Evelina, or the History of a Young Lady - Page 11/382

She flew to me for protection. With what mixed transports of joy and anguish did I again see her! By my advice, she endeavoured to procure proofs of her marriage-but in vain; her credulity had been no match for his art.

Every body believed her innocent, from the guiltless tenor of her unspotted youth, and from the known libertinism of her barbarous betrayer. Yet her sufferings were too acute for her slender frame; and the same moment that gave birth to her infant, put an end at once to the sorrows and the life of its mother.

The rage of Madame Duval at her elopement, abated not while this injured victim of cruelty yet drew breath. She probably intended, in time, to have pardoned her; but time was not allowed. When she was informed of her death, I have been told, that the agonies of grief and remorse, with which she was seized, occasioned her a severe fit of illness. But, from the time of her recovery to the date of her letter to your Ladyship, I had never heard that she manifested any desire to be made acquainted with the circumstances which attended the death of Lady Belmont, and the birth of her helpless child.

That child, Madam, shall never, while life is lent me, know the loss she has sustained. I have cherished, succoured, and supported her, from her earliest infancy to her sixteenth year; and so amply has she repaid my care and affection, that my fondest wish is now circumscribed by the desire of bestowing her on one who may be sensible of her worth, and then sinking to eternal rest in her arms.

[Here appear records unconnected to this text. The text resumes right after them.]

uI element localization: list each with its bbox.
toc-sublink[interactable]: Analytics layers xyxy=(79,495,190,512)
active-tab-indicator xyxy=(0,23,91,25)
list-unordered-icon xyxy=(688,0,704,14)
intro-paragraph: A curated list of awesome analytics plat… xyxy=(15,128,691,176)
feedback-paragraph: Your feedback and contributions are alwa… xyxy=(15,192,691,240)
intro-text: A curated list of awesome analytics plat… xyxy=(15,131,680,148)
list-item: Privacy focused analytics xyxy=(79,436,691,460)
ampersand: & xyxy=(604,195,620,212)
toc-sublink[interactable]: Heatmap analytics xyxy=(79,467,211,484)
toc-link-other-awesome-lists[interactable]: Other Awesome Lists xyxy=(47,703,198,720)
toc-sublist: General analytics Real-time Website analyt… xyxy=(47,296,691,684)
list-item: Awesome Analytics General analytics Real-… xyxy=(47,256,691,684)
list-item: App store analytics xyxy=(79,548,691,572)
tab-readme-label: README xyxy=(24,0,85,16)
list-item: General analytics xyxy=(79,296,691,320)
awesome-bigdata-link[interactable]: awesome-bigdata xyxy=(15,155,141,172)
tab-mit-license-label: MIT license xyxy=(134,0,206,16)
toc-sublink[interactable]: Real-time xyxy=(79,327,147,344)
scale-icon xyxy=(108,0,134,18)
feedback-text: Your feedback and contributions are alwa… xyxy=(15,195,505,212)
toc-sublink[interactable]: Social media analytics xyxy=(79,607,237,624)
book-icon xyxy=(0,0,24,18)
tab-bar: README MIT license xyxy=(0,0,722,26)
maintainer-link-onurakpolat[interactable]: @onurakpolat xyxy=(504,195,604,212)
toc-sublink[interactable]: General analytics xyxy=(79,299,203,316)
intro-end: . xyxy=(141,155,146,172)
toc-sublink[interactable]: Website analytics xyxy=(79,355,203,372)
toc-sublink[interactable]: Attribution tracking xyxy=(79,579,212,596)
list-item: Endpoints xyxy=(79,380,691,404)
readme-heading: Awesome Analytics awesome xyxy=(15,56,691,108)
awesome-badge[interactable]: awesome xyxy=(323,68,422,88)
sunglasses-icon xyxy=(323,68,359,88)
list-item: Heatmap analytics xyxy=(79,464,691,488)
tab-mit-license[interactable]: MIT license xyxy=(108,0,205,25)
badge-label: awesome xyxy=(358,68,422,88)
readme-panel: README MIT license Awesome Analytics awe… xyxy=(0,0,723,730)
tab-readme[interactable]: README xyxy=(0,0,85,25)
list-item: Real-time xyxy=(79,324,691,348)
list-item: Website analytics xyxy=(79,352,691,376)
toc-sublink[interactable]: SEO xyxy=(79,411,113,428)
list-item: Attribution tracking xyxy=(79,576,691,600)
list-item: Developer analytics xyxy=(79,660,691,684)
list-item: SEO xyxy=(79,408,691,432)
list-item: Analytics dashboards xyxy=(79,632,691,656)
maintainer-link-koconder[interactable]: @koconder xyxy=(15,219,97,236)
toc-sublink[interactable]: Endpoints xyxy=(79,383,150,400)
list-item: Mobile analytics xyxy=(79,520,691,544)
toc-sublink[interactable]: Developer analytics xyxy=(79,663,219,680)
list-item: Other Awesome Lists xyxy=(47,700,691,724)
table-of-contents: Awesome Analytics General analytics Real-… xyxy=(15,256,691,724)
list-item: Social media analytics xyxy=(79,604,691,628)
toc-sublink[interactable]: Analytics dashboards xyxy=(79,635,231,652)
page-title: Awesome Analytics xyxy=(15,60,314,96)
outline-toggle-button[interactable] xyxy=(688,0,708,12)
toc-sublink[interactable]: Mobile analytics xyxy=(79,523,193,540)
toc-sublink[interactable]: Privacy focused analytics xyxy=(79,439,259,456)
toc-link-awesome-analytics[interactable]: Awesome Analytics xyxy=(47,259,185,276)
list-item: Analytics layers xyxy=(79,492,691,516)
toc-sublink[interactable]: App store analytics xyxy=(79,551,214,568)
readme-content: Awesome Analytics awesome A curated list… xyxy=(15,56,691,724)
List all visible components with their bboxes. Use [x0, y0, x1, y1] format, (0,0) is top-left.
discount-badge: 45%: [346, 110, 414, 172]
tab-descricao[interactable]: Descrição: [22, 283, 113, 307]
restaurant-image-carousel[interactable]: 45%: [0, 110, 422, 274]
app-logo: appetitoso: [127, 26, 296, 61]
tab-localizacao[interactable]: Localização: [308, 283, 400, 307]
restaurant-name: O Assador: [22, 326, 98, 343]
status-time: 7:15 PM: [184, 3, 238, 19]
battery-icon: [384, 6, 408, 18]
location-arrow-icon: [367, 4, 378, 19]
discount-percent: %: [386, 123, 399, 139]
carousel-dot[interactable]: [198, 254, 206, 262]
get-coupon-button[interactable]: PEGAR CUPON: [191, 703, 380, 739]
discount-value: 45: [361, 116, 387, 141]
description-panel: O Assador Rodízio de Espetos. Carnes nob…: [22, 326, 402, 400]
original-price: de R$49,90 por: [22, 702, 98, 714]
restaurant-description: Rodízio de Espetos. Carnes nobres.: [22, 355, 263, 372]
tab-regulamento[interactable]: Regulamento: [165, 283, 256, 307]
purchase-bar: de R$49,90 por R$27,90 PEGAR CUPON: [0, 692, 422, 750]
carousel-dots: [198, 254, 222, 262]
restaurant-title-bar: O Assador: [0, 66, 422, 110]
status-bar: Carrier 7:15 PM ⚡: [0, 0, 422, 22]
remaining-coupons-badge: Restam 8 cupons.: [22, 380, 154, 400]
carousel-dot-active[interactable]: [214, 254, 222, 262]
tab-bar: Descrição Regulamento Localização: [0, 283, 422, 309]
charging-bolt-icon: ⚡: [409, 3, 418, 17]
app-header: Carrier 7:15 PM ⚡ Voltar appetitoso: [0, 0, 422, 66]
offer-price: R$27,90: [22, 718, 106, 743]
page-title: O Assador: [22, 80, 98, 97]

Thus it has happened, that the education of the father, daughter, and grand-daughter, has devolved on me. What infinite misery have the two first caused me! Should the fate of the dear survivor be equally adverse, how wretched will be the end of my cares-the end of my days!

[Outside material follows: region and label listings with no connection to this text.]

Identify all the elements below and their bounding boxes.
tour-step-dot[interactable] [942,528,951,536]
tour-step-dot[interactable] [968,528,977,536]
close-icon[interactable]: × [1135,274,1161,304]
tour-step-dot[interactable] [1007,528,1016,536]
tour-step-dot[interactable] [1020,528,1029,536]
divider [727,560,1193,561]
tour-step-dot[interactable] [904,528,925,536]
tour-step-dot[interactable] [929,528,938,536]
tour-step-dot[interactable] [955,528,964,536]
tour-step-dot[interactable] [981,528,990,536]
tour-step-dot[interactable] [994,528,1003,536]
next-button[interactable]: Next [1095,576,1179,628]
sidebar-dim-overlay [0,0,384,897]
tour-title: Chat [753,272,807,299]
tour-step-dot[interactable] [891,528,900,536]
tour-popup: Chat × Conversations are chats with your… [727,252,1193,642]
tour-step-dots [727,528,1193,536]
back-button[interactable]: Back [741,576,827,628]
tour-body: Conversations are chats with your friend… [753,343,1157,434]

Even had Madame Duval merited the charge she claims, I fear my fortitude would have been unequal to such a parting; but being such as she is, not only my affection, but my humanity, recoils, at the barbarous idea of deserting the sacred trust reposed in me. Indeed, I could but ill support her former yearly visits to the respectable mansion at Howard Grove: pardon me, dear Madam, and do not think me insensible of the honour which your Ladyship's condescension confers upon us both; but so deep is the impression which the misfortunes of her mother have made on my heart, that she does not, even for a moment, quit my sight without exciting apprehensions and terrors which almost overpower me. Such, Madam, is my tenderness, and such my weakness!-But she is the only tie I have upon earth, and I trust to your Ladyship's goodness not to judge of my feelings with severity.